Caractéristiques de l’eau. Elles figurent sur le tableau IV.
Conclusion
Bien que les gammes de concentration et de pH testées ne soient pas exhaustives, cette étude a permis de dégager les performances que l’on pouvait attendre d’un traitement du manganèse par voie biologique :
- — sur l’eau du forage à 0,5 mg/l de manganèse, une vitesse de filtration de 30 m/h assure l’élimination totale du manganèse, avec une capacité maximale de rétention de 5 kg de manganèse par m² de filtre ;
- — un traitement complet à une vitesse de 25 m/h est obtenu avec des concentrations allant jusqu’à 1,6 mg/l de Mn et pour un pH compris entre 7,0 et 7,6 ;
- — pour une concentration de 2 mg/l en Mn, ou un pH inférieur à 7,0, le manganèse n’est plus totalement éliminé et la vitesse de filtration doit être réduite en conséquence : une vitesse de 16 m/h convient alors.

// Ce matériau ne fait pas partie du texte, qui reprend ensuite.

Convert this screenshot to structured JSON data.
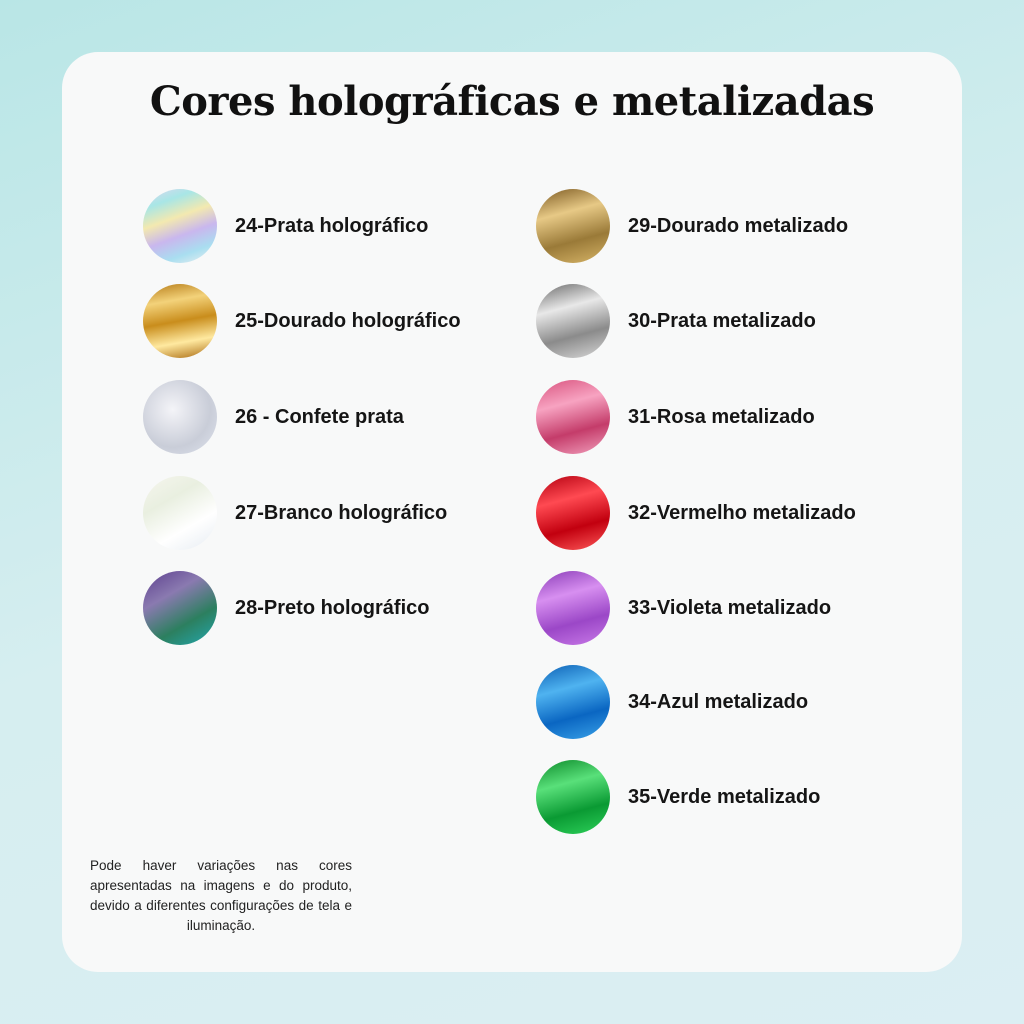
{
  "header": {
    "title": "Cores holográficas e metalizadas"
  },
  "left_items": [
    {
      "label": "24-Prata holográfico"
    },
    {
      "label": "25-Dourado holográfico"
    },
    {
      "label": "26 - Confete prata"
    },
    {
      "label": "27-Branco holográfico"
    },
    {
      "label": "28-Preto holográfico"
    }
  ],
  "right_items": [
    {
      "label": "29-Dourado metalizado"
    },
    {
      "label": "30-Prata metalizado"
    },
    {
      "label": "31-Rosa metalizado"
    },
    {
      "label": "32-Vermelho metalizado"
    },
    {
      "label": "33-Violeta metalizado"
    },
    {
      "label": "34-Azul metalizado"
    },
    {
      "label": "35-Verde metalizado"
    }
  ],
  "note": "Pode haver variações nas cores apresentadas na imagens e do produto, devido a diferentes configurações de tela e iluminação."
}
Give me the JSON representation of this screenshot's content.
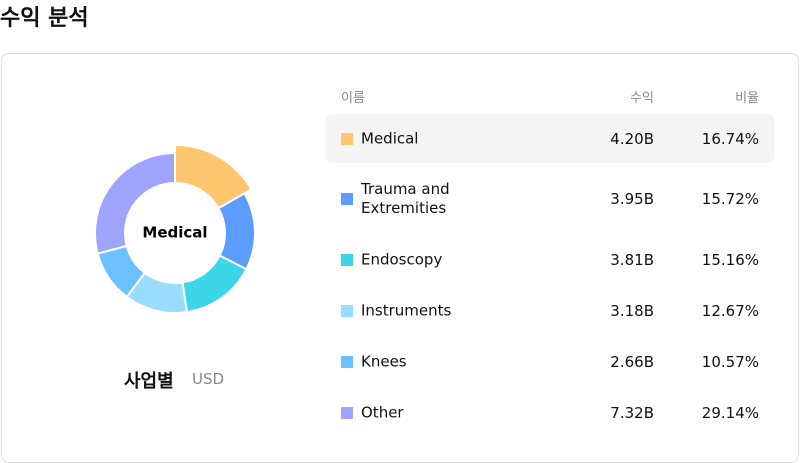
{
  "header": {
    "title": "수익 분석"
  },
  "chart_data": {
    "type": "donut",
    "center_label": "Medical",
    "title": "사업별",
    "subtitle": "USD",
    "columns": [
      "이름",
      "수익",
      "비율"
    ],
    "categories": [
      "Medical",
      "Trauma and Extremities",
      "Endoscopy",
      "Instruments",
      "Knees",
      "Other"
    ],
    "colors": [
      "#ffc670",
      "#5b9cff",
      "#3dd5e8",
      "#98dcff",
      "#6ec1ff",
      "#9fa4ff"
    ],
    "revenue": [
      "4.20B",
      "3.95B",
      "3.81B",
      "3.18B",
      "2.66B",
      "7.32B"
    ],
    "values": [
      16.74,
      15.72,
      15.16,
      12.67,
      10.57,
      29.14
    ],
    "value_labels": [
      "16.74%",
      "15.72%",
      "15.16%",
      "12.67%",
      "10.57%",
      "29.14%"
    ],
    "highlighted": 0
  }
}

Ce traitement apparaît avantageux par rapport aux processus classiques puisqu'il permet de filtrer à des vitesses nettement supérieures dans les gammes de concentration et de pH les plus couramment rencontrées, et supprime la nécessité d'un apport de réactif. En comparaison avec la déferrisation biologique, les performances obtenues sont toutefois moins spectaculaires ; en particulier, le temps de mise en régime du système biologique est beaucoup plus long et le temps de contact de l'eau avec les bactéries devient plus vite limitant lorsque la concentration en manganèse augmente. Cela est dû à la valeur du gain en énergie pour les bactéries, laquelle est beaucoup plus faible lors de l’oxydation du manganèse que lors de l'oxydation du fer.
D’autre part, les durées d’expérimentation choisies pour cette étude après chaque changement de concentration ou de pH (deux cycles de quatre jours) ont pu être trop faibles pour laisser place à une adaptation des bactéries ou une éventuelle modification de population.